That is a valid but confusing (to beginners)way to compute the total number of offsuit and suited hands including pairs. 13 cards for the first card, and 13 cards for the second card which can be the same as the first card to make a pair, and since we are not dividing by 2, we are counting each non-pair hand twice, which counts both suited and offsuit cards. The more normal way is to count 13*12/2 = 78 offsuit hands and 78 suited hands, and then add 13 pairs and you get 169 total hands. I suspect, based on your smiley and the second calculation, that you thought you were wrong? Or trying to lure me into arguing incorrectly? Am I fighting monkeys, or only shadows? (Circle of Iron reference).


To calculate the number of possible hands and taking the suit into account, the calculation would be 52 possible cards for the first card X 51 possible cards for the second card = 2652 individual two card hands are all that there is possible from a standard 52 card deck.

52 X 51 = 2652

You have to divide that by 2, or else you will count every hand twice depending on the order you got the two cards. 52*51/2 = 1326.

Are you the bouncer? /images/graemlins/grin.gif

No, I'm not Cyrus. Nor is this an "attempt to imitate an attempt to confuse". (This qualifies as one of the funniest things I've ever read /images/graemlins/grin.gif)

Just so we understand each other, the smiley faces mean lightheartedness on my part. There are no attempts to attempt any insults or ill will.

Once again, thank you so much for the warm welcome to the forums.

Foo = a metasyntactic variable /images/graemlins/wink.gif
King = it's good to be /images/graemlins/grin.gif

My humble advice about Bruce's posts is : take in the math advice but skip the commentary.

In a month's time, if you're still around, you will thank me.

Welcome. /images/graemlins/cool.gif

My advice, listen to cyrus. He is usually right.
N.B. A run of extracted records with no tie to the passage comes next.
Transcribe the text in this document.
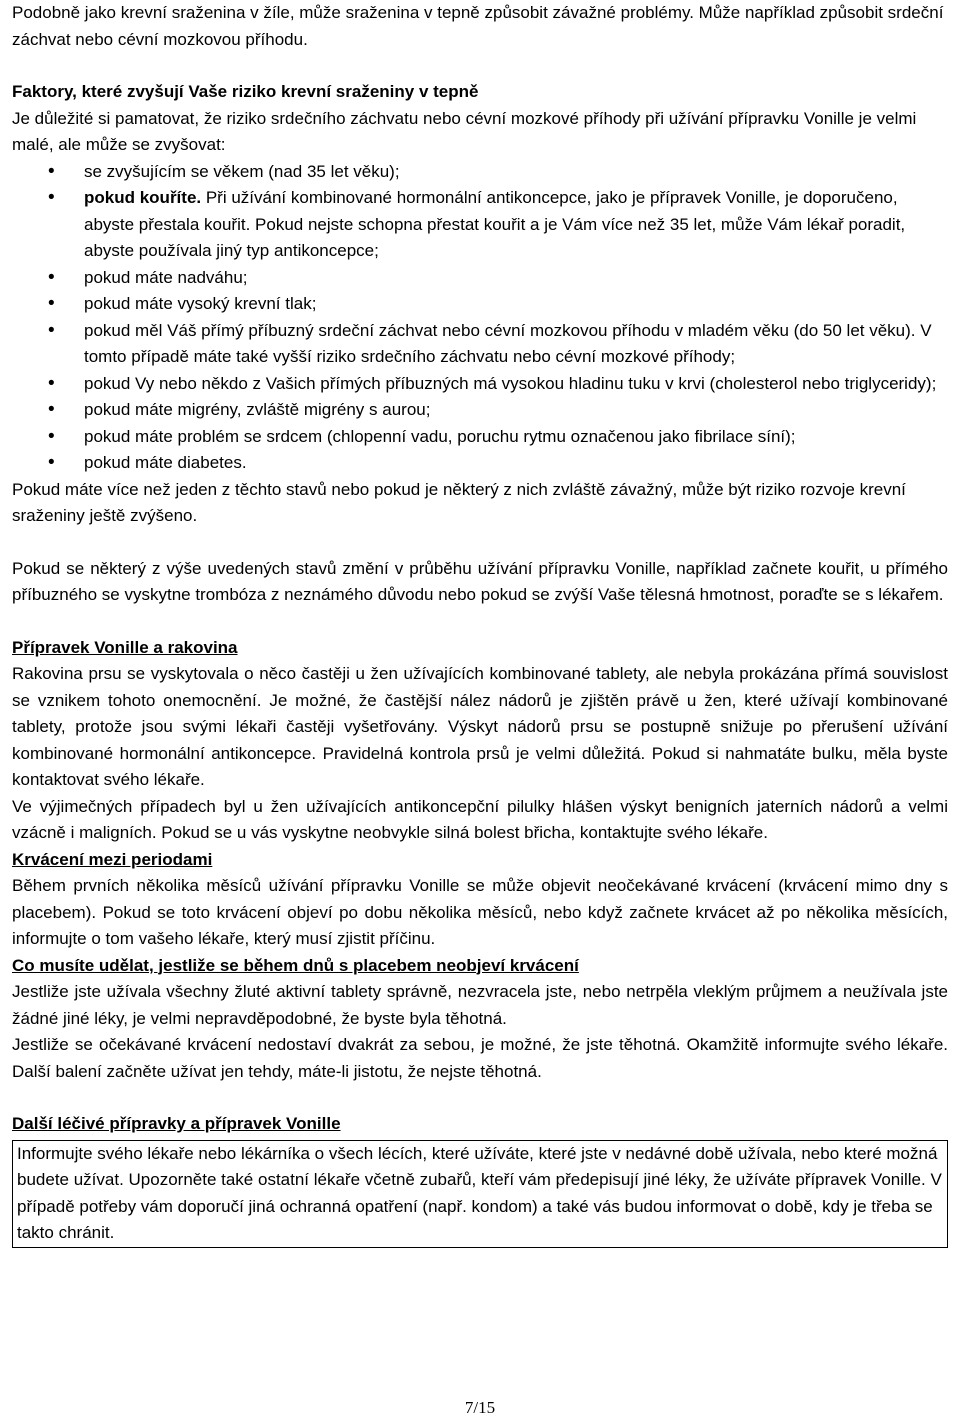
Podobně jako krevní sraženina v žíle, může sraženina v tepně způsobit závažné problémy. Může například způsobit srdeční záchvat nebo cévní mozkovou příhodu.

Faktory, které zvyšují Vaše riziko krevní sraženiny v tepně

Je důležité si pamatovat, že riziko srdečního záchvatu nebo cévní mozkové příhody při užívání přípravku Vonille je velmi malé, ale může se zvyšovat:

• se zvyšujícím se věkem (nad 35 let věku);
• pokud kouříte. Při užívání kombinované hormonální antikoncepce, jako je přípravek Vonille, je doporučeno, abyste přestala kouřit. Pokud nejste schopna přestat kouřit a je Vám více než 35 let, může Vám lékař poradit, abyste používala jiný typ antikoncepce;
• pokud máte nadváhu;
• pokud máte vysoký krevní tlak;
• pokud měl Váš přímý příbuzný srdeční záchvat nebo cévní mozkovou příhodu v mladém věku (do 50 let věku). V tomto případě máte také vyšší riziko srdečního záchvatu nebo cévní mozkové příhody;
• pokud Vy nebo někdo z Vašich přímých příbuzných má vysokou hladinu tuku v krvi (cholesterol nebo triglyceridy);
• pokud máte migrény, zvláště migrény s aurou;
• pokud máte problém se srdcem (chlopenní vadu, poruchu rytmu označenou jako fibrilace síní);
• pokud máte diabetes.

Pokud máte více než jeden z těchto stavů nebo pokud je některý z nich zvláště závažný, může být riziko rozvoje krevní sraženiny ještě zvýšeno.

Pokud se některý z výše uvedených stavů změní v průběhu užívání přípravku Vonille, například začnete kouřit, u přímého příbuzného se vyskytne trombóza z neznámého důvodu nebo pokud se zvýší Vaše tělesná hmotnost, poraďte se s lékařem.

Přípravek Vonille a rakovina

Rakovina prsu se vyskytovala o něco častěji u žen užívajících kombinované tablety, ale nebyla prokázána přímá souvislost se vznikem tohoto onemocnění. Je možné, že častější nález nádorů je zjištěn právě u žen, které užívají kombinované tablety, protože jsou svými lékaři častěji vyšetřovány. Výskyt nádorů prsu se postupně snižuje po přerušení užívání kombinované hormonální antikoncepce. Pravidelná kontrola prsů je velmi důležitá. Pokud si nahmatáte bulku, měla byste kontaktovat svého lékaře.

Ve výjimečných případech byl u žen užívajících antikoncepční pilulky hlášen výskyt benigních jaterních nádorů a velmi vzácně i maligních. Pokud se u vás vyskytne neobvykle silná bolest břicha, kontaktujte svého lékaře.

Krvácení mezi periodami

Během prvních několika měsíců užívání přípravku Vonille se může objevit neočekávané krvácení (krvácení mimo dny s placebem). Pokud se toto krvácení objeví po dobu několika měsíců, nebo když začnete krvácet až po několika měsících, informujte o tom vašeho lékaře, který musí zjistit příčinu.

Co musíte udělat, jestliže se během dnů s placebem neobjeví krvácení

Jestliže jste užívala všechny žluté aktivní tablety správně, nezvracela jste, nebo netrpěla vleklým průjmem a neužívala jste žádné jiné léky, je velmi nepravděpodobné, že byste byla těhotná.

Jestliže se očekávané krvácení nedostaví dvakrát za sebou, je možné, že jste těhotná. Okamžitě informujte svého lékaře. Další balení začněte užívat jen tehdy, máte-li jistotu, že nejste těhotná.

Další léčivé přípravky a přípravek Vonille

Informujte svého lékaře nebo lékárníka o všech lécích, které užíváte, které jste v nedávné době užívala, nebo které možná budete užívat. Upozorněte také ostatní lékaře včetně zubařů, kteří vám předepisují jiné léky, že užíváte přípravek Vonille. V případě potřeby vám doporučí jiná ochranná opatření (např. kondom) a také vás budou informovat o době, kdy je třeba se takto chránit.

7/15
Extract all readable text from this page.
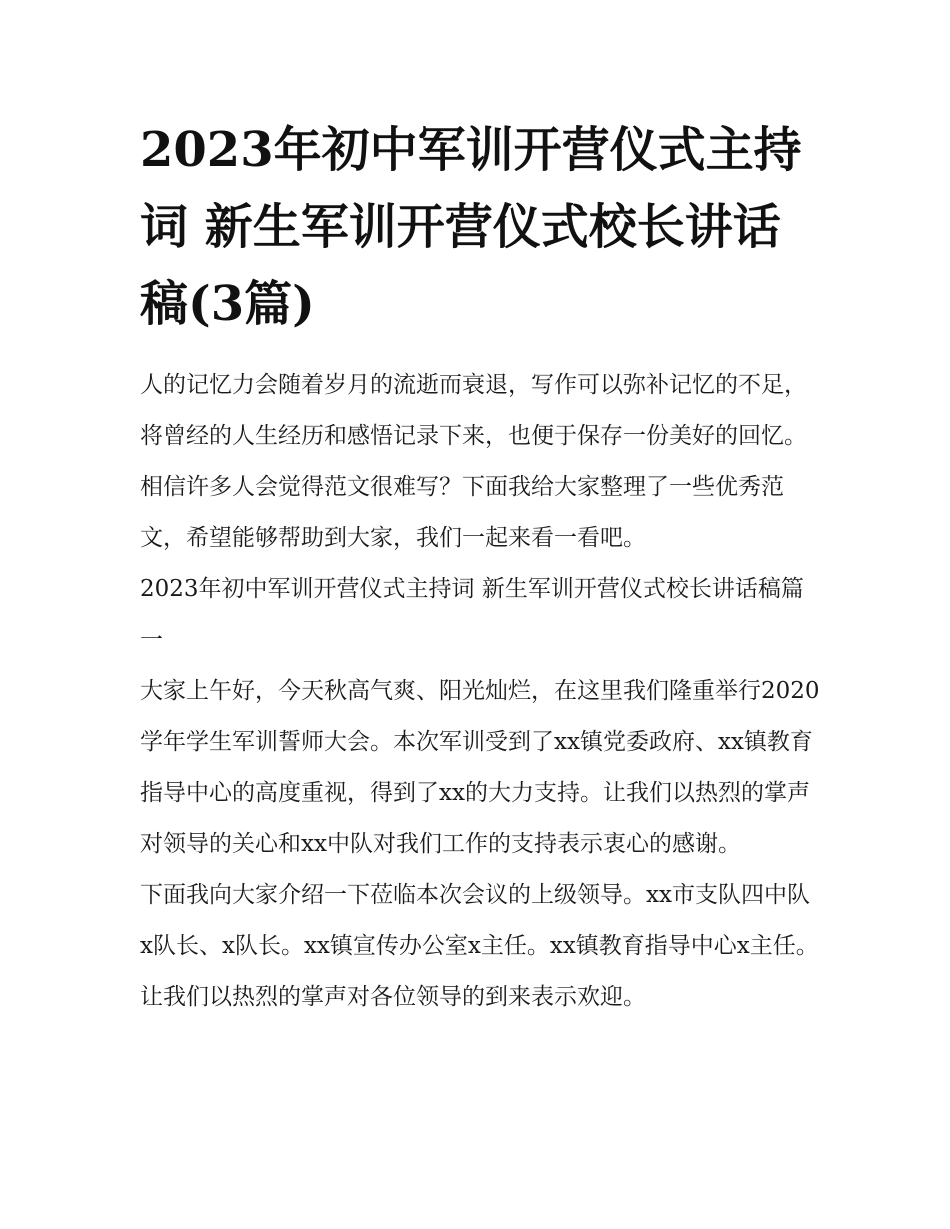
2023年初中军训开营仪式主持词 新生军训开营仪式校长讲话稿(3篇)

人的记忆力会随着岁月的流逝而衰退，写作可以弥补记忆的不足，将曾经的人生经历和感悟记录下来，也便于保存一份美好的回忆。相信许多人会觉得范文很难写？下面我给大家整理了一些优秀范文，希望能够帮助到大家，我们一起来看一看吧。

2023年初中军训开营仪式主持词 新生军训开营仪式校长讲话稿篇一

大家上午好，今天秋高气爽、阳光灿烂，在这里我们隆重举行2020学年学生军训誓师大会。本次军训受到了xx镇党委政府、xx镇教育指导中心的高度重视，得到了xx的大力支持。让我们以热烈的掌声对领导的关心和xx中队对我们工作的支持表示衷心的感谢。

下面我向大家介绍一下莅临本次会议的上级领导。xx市支队四中队x队长、x队长。xx镇宣传办公室x主任。xx镇教育指导中心x主任。让我们以热烈的掌声对各位领导的到来表示欢迎。
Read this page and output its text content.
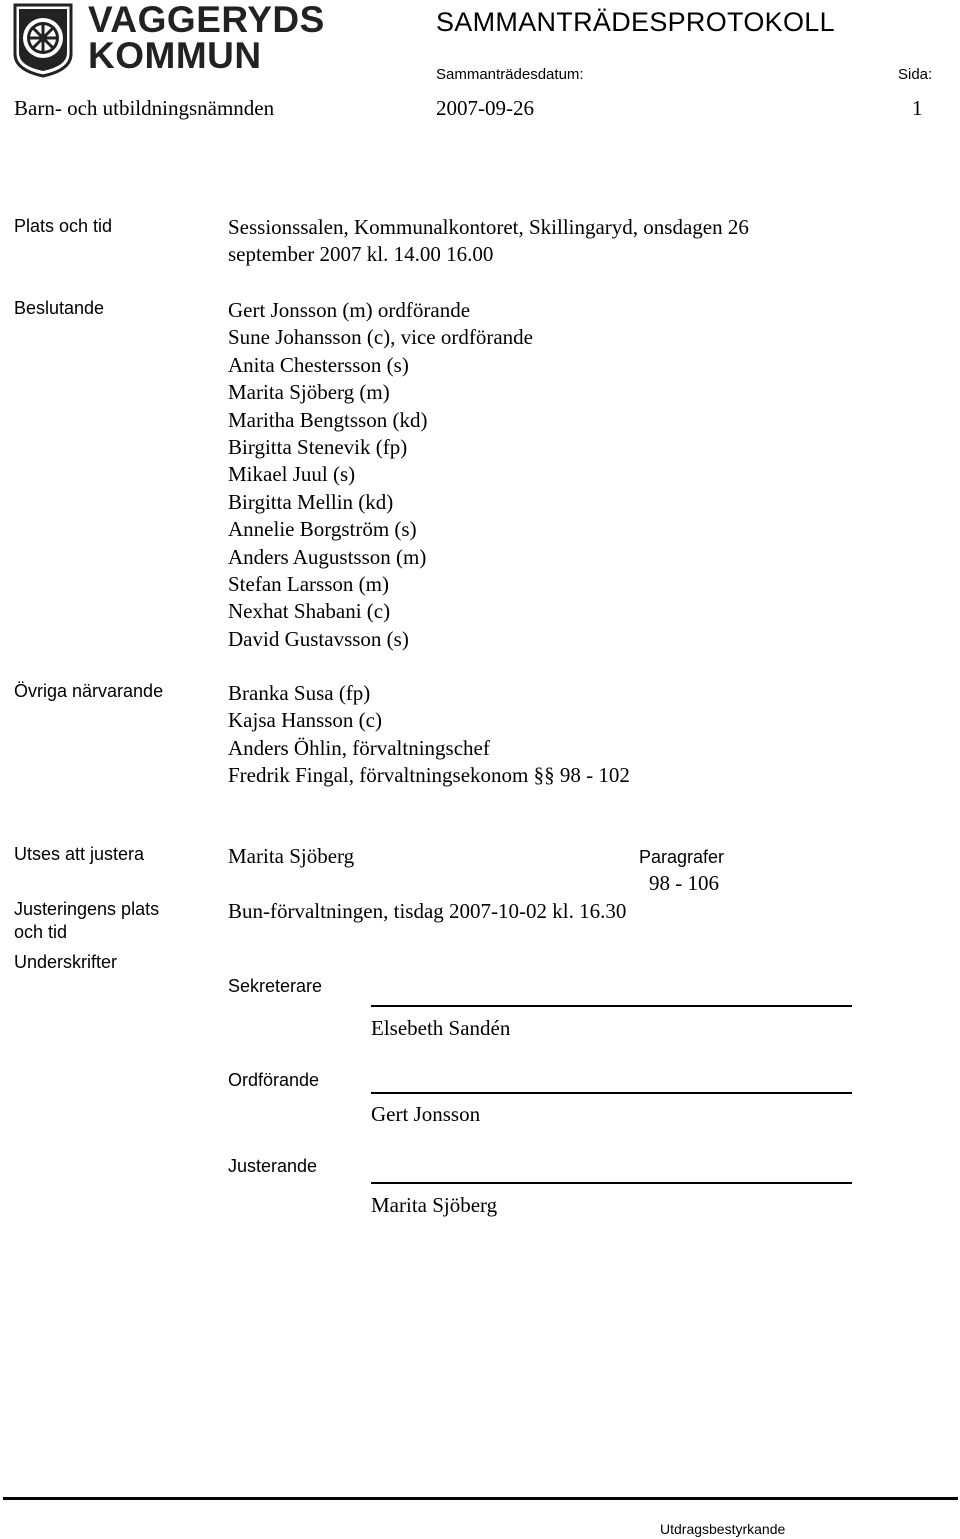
VAGGERYDS
KOMMUN
SAMMANTRÄDESPROTOKOLL
Sammanträdesdatum:	Sida:
Barn- och utbildningsnämnden	2007-09-26	1
Plats och tid	Sessionssalen, Kommunalkontoret, Skillingaryd, onsdagen 26
september 2007 kl. 14.00 16.00
Beslutande	Gert Jonsson (m) ordförande
Sune Johansson (c), vice ordförande
Anita Chestersson (s)
Marita Sjöberg (m)
Maritha Bengtsson (kd)
Birgitta Stenevik (fp)
Mikael Juul (s)
Birgitta Mellin (kd)
Annelie Borgström (s)
Anders Augustsson (m)
Stefan Larsson (m)
Nexhat Shabani (c)
David Gustavsson (s)
Övriga närvarande	Branka Susa (fp)
Kajsa Hansson (c)
Anders Öhlin, förvaltningschef
Fredrik Fingal, förvaltningsekonom §§ 98 - 102
Utses att justera	Marita Sjöberg	Paragrafer
98 - 106
Justeringens plats
och tid
Bun-förvaltningen, tisdag 2007-10-02 kl. 16.30
Underskrifter
Sekreterare
Elsebeth Sandén
Ordförande
Gert Jonsson
Justerande
Marita Sjöberg
Utdragsbestyrkande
I seem to have gotten off on the wrong foot.

Thanks guys. /images/graemlins/grin.gif

Hi Foo King,

If you are not Cyrus (and you know if you are or not) I extend to you the warmest welcome to this forum. You have not started on the wrong foot with me.

My beef is not with you, but with another poster who I thought you might be. I figured only he would use a word such as "metasyntactic", but then I realized that it and "foo" come from the world of UNIX and PERL and the like, and that would be way way out of his realm. Of course, these words may have pervaded other areas as well.

Since you've decided to take my math advice, my math advice to you is to skip anything Cyrus posts on this math forum, and anything on any forum that involves logic for that matter, which would include about everything he posts. He has been thoroughly discredited in these areas, and he is an insidious force on these forums. Not all members understand this, because they have not had the in- depth experience with him that I have had, and the evidence is old, scattered, and of a fairly subtle nature. If you PM me, I can send you the evidence, or you can find it on other topics, but I don't feel it's appropriate to link to it here, and I do not wish to engage in this matter on this forum any more than necessary. It's a funny thing, but if you act to discredit someone, even when you are right, you yourself can lose credibility.

Anyway, sorry you had to join in the middle of this. Enjoy this forum, and I hope you will find it useful and informative.

-Bruce

List 'em like a multiplication table.. Suited cards across the top, unsuited down the side..

I appreciate the welcome. Thanks.

I've come to these forums to learn. Many thanks to all of you posters who take the time to teach the rest of us.

And now, let the fur fly. /images/graemlins/grin.gif